Abstract

We report the case of a 53-years-old patient, known to have coronary artery disease, presenting with typical angina at rest with normal ECG and laboratory findings. His angina is relieved by sublingual nitroglycerin. He had undergone a cardiac catheterisation two weeks prior to his presentation for the same complaints. It showed nonsignificant coronary lesions. Another catheterisation was performed during his current admission. He developed coronary spasm during the procedure, still with no ECG changes. The spasm was reversed by administration of 2 mg of intracoronary isosorbide dinitrate. Variant (Prinzmetal's) angina was diagnosed in the absence of electrical ECG changes during pain episodes.

1. Background

Coronary spasm is defined as a condition in which a relatively large coronary artery exhibits abnormal contraction (spasm). If the spasm induces a complete or nearly complete occlusion, transmural ischemia occurs in the region perfused by the artery, which in turn causes angina attacks with ST elevation on the ECG. If a partial occlusion occurs, or a sufficient collateral flow has developed distally, nontransmural ischemia occurs, causing anginal attacks with ST depression on the ECG.

These pathological conditions are collectively termed vasospastic angina (also termed coronary spastic angina), as a type of angina pectoris caused by coronary spasm [1].

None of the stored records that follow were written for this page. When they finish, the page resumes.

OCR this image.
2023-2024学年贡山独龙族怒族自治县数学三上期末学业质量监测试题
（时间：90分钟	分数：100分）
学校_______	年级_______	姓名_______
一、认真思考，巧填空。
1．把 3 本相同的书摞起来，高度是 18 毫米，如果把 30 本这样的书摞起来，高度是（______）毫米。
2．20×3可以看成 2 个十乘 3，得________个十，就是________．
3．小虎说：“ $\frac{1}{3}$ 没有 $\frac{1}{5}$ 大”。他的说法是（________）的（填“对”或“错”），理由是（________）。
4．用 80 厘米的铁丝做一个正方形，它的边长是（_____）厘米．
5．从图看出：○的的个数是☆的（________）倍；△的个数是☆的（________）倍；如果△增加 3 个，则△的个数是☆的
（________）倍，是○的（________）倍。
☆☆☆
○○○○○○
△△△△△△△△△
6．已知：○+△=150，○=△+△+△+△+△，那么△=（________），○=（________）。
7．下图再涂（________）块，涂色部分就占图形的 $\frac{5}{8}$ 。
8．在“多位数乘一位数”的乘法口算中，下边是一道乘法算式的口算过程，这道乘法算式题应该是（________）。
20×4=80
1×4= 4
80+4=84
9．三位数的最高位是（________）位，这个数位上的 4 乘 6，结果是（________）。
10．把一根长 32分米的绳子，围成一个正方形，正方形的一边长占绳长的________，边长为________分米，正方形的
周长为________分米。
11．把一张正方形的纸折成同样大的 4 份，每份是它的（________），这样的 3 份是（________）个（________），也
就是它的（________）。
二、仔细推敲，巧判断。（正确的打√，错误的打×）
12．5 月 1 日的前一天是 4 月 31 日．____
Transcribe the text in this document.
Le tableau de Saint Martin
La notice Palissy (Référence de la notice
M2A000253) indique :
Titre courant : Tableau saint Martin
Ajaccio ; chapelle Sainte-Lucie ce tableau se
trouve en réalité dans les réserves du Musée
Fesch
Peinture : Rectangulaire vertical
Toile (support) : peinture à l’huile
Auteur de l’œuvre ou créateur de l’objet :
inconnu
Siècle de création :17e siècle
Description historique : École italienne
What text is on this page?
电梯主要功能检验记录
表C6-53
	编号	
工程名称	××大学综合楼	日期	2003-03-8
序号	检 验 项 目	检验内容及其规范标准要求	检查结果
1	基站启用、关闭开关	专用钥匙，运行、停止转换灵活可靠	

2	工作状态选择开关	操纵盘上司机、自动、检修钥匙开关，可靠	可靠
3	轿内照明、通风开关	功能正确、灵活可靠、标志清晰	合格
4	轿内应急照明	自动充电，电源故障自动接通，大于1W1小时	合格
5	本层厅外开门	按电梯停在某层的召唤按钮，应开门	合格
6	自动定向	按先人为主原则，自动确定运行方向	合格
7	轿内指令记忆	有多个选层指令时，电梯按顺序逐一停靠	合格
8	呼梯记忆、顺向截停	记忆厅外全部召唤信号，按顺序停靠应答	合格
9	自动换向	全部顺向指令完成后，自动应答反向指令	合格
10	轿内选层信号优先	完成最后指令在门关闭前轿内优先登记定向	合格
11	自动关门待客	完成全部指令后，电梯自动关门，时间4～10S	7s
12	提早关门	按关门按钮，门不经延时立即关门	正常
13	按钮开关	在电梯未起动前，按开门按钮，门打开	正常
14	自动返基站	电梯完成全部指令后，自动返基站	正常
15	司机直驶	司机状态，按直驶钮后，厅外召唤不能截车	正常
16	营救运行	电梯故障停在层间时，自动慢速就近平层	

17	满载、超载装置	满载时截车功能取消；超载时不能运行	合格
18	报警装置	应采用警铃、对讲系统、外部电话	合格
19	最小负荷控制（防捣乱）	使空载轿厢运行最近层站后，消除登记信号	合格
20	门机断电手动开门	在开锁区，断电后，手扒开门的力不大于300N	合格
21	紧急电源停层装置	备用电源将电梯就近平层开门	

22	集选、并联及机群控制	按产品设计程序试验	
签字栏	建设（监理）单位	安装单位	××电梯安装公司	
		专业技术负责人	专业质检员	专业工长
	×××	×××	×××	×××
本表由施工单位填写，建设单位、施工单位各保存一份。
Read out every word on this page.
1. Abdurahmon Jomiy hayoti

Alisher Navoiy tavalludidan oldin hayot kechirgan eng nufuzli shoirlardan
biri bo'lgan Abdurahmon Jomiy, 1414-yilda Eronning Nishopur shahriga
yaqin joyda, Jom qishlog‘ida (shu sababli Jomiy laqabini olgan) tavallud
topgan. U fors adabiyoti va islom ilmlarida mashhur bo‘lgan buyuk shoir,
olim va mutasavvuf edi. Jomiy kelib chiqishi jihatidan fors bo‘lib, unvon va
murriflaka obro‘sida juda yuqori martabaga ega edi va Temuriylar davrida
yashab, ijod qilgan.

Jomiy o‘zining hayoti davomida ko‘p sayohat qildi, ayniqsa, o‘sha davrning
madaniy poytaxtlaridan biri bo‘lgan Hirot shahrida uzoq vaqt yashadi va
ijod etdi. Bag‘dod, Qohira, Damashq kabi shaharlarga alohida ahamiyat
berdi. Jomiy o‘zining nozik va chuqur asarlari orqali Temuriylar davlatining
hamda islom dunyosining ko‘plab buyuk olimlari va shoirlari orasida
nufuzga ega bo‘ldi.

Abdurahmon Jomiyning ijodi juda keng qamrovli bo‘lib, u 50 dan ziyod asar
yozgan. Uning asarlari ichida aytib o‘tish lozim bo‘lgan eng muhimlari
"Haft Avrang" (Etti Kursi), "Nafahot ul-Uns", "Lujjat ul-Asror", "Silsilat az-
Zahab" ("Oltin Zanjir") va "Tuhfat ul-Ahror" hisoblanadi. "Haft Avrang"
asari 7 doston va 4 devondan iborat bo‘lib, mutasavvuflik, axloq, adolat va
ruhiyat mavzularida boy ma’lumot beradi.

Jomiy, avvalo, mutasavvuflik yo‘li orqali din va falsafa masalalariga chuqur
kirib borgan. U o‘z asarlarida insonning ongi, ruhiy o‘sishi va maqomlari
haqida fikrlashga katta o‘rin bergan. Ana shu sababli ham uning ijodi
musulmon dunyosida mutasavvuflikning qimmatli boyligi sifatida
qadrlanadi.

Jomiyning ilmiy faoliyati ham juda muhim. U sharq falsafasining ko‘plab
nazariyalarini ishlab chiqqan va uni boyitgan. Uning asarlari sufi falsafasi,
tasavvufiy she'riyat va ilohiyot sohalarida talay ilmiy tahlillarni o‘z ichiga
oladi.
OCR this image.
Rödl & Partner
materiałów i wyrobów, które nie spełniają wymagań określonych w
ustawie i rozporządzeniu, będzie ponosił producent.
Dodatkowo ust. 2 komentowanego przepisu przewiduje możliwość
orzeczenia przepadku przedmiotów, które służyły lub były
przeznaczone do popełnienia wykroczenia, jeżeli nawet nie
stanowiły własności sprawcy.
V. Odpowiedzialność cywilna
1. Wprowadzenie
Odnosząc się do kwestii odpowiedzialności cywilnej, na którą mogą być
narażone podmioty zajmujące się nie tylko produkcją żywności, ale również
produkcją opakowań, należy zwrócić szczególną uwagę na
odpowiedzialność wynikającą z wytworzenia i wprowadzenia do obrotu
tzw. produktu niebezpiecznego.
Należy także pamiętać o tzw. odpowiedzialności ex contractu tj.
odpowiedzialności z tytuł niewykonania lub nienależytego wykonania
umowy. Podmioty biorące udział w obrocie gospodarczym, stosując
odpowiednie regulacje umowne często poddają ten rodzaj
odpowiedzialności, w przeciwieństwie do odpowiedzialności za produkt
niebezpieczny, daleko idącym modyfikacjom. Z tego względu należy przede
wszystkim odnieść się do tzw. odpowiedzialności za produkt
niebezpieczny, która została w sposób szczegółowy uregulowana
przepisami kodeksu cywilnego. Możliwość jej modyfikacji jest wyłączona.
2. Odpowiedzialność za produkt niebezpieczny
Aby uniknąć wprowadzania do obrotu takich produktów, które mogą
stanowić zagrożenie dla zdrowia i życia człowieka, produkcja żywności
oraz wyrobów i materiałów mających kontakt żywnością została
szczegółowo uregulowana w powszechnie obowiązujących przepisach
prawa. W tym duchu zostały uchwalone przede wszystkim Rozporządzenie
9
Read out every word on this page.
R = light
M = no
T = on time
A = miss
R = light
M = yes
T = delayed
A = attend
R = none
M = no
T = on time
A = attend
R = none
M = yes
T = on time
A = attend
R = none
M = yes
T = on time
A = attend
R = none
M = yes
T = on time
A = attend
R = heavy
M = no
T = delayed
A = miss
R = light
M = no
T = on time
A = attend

Variant angina pectoris, characterized by ST elevation during anginal attacks, is a type of vasospastic angina. Variant angina (Prinzmetal’s angina or periodic angina) is a form of unstable angina that usually occurs spontaneously and is characterized by transient ST-segment elevation that spontaneously resolves or resolves with nitroglycerin (NTG) use without progression to myocardial infarction, usually in the presence of coronary artery disease. Clinically, the patient presents with chest discomfort, mostly at rest without any preceding increase in myocardial oxygen demand [2].

The pathogenesis relies upon focal coronary artery spasm, in a single or multiple vessels, leading to transient severe transmural myocardial ischemia.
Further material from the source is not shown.